The roughly 80 former players who are suing the NHL, including Bernie Nicholls, Gary Leeman and Butch Goring, allege NHL and team executives knew or ought to have known about the links between head trauma and long-term cognitive problems but failed to do enough to protect players, all the while profiting from the violence of hockey.
The NHL has argued interested players could have read medical research and news reports on their own and put “two and two together” about the dangers of repeated head hits and concussions.
In an order released late Friday, U.S. Federal Court judge Susan Nelson agreed to some but not all of the requests for discovery filed by the former players’ lawyers.
“The Court finds that the (NHL's) blanket application of the physician-patient privilege – protecting all medical data from disclosure – is inapplicable here,” the judge wrote in her ruling.
"The clubs are ordered to produce any internal reports, studies, analyses and databases in their possession (whether initiated by the U.S. clubs, NHL, or retained researchers) for the purpose of studying concussions in de-identified form. The U.S. clubs shall produce any responsive correspondence and/or emails between themselves, themselves and the NHL, or with any research or other professional about the study of concussions."
Players’ names will be redacted from any data disclosed and lawyers for the former players have been ordered not to re-identify or “reverse engineer” any data to try to discern the identity of players.
Since 2006, the NHL has maintained a so-called video analysis spreadsheet that includes video footage of particular players sustaining hits to the head.
The NHL had argued the video clips should be privileged and not included in the data the league will have to turn over.
"The Court disagrees that the video clips are privileged,” the judge wrote. "They are several steps removed from the physician-patient privilege and statutory privileges."
The former NHL players filed the suit in November 2013 after a group of nearly 4,500 former NFL players reached a settlement with the NFL over similar concussion-related complaints. The NHL case is being heard in Minnesota.
The hockey lawsuit has not been certified as a class action. If a judge does grant the case class-action status, which some lawyers say is uncertain, the case could involve several thousand former NHL players, unless they opt out.

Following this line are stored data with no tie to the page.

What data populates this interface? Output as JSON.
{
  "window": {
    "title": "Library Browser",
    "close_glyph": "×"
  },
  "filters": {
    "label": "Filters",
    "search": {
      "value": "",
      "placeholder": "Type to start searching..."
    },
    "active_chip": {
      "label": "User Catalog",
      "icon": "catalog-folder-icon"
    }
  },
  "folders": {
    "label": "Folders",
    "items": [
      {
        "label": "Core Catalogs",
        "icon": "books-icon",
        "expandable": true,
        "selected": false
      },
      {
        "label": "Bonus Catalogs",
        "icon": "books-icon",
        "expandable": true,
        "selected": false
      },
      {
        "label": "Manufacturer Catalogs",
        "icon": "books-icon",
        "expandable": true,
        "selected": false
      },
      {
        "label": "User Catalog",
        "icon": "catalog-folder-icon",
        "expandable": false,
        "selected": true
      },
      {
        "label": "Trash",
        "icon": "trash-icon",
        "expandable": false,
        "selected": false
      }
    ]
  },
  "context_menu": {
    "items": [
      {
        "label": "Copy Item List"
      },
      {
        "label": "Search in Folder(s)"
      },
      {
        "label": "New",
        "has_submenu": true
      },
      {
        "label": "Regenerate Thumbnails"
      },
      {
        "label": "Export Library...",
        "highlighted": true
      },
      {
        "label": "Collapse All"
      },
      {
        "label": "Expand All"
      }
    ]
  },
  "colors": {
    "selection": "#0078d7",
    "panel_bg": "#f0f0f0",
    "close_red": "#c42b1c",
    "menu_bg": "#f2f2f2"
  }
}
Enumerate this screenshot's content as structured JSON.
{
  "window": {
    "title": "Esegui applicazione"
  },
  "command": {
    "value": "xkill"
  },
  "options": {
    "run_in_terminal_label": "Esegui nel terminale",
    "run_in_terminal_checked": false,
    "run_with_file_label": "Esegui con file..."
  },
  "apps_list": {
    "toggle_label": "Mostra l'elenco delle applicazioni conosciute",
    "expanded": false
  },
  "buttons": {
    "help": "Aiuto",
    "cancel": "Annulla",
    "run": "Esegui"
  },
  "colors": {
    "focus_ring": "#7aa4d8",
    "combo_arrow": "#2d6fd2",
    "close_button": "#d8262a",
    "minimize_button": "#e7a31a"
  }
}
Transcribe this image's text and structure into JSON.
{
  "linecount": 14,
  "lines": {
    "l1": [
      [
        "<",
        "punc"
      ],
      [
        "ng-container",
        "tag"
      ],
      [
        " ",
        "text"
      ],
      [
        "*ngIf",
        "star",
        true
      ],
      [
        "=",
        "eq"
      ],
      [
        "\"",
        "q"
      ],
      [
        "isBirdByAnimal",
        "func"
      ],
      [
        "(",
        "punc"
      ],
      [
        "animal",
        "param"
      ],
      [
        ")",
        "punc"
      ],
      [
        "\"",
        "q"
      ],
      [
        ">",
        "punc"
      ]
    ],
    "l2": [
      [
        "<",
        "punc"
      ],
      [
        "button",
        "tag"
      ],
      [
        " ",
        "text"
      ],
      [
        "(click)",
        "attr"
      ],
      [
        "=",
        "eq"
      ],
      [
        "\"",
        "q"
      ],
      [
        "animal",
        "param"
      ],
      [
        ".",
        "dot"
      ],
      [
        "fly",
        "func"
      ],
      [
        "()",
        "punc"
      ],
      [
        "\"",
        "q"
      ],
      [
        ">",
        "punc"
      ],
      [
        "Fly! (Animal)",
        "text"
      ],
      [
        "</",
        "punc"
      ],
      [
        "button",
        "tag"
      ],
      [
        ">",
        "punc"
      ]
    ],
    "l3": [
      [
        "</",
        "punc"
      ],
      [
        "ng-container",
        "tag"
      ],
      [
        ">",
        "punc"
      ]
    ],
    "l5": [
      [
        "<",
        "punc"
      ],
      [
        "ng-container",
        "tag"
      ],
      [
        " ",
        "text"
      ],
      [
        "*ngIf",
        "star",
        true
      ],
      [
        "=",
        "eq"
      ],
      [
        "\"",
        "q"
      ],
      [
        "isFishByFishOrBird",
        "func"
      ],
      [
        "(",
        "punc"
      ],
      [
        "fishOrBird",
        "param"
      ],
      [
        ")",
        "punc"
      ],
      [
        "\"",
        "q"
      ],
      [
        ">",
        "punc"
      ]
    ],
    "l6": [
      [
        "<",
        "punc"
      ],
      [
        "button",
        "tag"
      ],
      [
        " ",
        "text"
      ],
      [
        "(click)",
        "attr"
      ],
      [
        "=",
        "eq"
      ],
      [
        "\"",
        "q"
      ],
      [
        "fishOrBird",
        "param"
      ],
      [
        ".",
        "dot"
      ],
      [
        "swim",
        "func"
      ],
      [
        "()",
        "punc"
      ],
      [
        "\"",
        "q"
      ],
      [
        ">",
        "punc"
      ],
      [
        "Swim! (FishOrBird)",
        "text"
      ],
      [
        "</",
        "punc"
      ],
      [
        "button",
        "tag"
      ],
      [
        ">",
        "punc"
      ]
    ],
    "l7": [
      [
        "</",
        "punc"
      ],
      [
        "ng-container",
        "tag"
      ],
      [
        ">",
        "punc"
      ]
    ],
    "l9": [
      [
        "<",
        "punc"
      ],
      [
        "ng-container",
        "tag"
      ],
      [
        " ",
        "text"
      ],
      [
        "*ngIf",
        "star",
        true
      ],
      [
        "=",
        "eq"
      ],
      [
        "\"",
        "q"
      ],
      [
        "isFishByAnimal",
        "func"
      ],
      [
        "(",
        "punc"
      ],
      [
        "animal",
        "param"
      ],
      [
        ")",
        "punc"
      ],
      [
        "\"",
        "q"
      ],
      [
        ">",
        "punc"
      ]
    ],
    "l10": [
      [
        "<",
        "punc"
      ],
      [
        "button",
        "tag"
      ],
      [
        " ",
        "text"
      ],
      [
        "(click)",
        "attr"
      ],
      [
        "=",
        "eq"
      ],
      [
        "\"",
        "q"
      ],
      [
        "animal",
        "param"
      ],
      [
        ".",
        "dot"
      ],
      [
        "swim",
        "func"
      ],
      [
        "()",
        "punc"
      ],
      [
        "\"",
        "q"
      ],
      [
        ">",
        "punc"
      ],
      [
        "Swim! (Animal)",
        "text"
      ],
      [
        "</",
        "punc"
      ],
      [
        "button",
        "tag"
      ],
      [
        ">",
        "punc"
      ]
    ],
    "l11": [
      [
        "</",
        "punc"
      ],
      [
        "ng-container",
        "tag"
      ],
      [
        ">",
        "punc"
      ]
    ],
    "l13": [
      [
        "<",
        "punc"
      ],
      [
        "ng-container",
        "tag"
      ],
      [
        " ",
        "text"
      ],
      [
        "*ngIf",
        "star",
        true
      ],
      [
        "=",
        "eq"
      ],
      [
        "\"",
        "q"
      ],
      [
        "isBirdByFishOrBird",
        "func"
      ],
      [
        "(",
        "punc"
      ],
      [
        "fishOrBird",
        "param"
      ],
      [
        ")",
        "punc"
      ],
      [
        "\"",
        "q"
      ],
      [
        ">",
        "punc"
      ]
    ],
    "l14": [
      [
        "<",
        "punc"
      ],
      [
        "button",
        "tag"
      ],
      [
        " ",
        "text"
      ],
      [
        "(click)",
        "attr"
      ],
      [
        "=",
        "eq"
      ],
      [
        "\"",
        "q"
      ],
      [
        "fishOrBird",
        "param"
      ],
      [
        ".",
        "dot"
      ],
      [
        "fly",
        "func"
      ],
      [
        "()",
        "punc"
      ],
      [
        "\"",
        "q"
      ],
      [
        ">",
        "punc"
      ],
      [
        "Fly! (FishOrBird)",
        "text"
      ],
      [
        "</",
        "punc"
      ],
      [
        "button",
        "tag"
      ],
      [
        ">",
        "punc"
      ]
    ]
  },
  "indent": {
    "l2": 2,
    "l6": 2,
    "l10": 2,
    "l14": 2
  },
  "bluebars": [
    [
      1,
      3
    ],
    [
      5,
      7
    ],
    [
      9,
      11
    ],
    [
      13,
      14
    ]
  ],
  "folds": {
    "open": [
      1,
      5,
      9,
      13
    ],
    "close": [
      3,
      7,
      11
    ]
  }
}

Earlier this year, lawyers for the former players suing the NHL asked that the league be forced to turn over any records – whether they be emails, reports, telegrams or phonographs – that relate to head trauma records since 1967.
In court filings, the players claim they are not seeking the "wholesale discovery of player medical files, but rather documents that simply relate to player concussions including data compilations, data analyses, internal memos, policies and emails between non-medical personnel. These documents, by nature, do not constitute private medical records."
The NHL had earlier written in its own submissions that disclosing players' medical information would amount to a privacy violation. The league also said any disclosures might have a chilling effect on players’ participation in the league’s concussion program, and said players might be reluctant to disclose medical information to doctors if information were disclosed.
The NHL has said even if a judge ordered the league to produce all of the relevant documents, compliance would be extremely difficult and expensive, totaling about $13.5 million for the 23 U.S.-based clubs involved with the court motion.
The judge’s ruling also detailed how contentious the legal battle between the NHL and its former employees has become - the two sides even battled over whether a player’s native language and playing position should be disclosed or redacted in the concussion data turned over by the league and its teams.
"Regarding language, the NHL likewise argues that because English and French are the most common language spoken by the players, a player’s identity could be determined by revealing a specific language other than English or French,” the judge wrote, adding that the NHL "therefore proposes to de-identify language data as ‘other’ for those languages in which there are fewer than 100 database entries. The Court orders that a player’s position is not sufficiently ‘identifying’ to warrant redaction. With respect to language spoken, (the NHL’s) proposal is acceptable."
NHL commissioner Gary Bettman was deposed for eight hours in New York as part of the lawsuit on Friday. Stephen Grygiel, a Baltimore lawyer who also worked on the NFL concussion litigation, questioned him. Bettman's sworn testimony is under seal for now.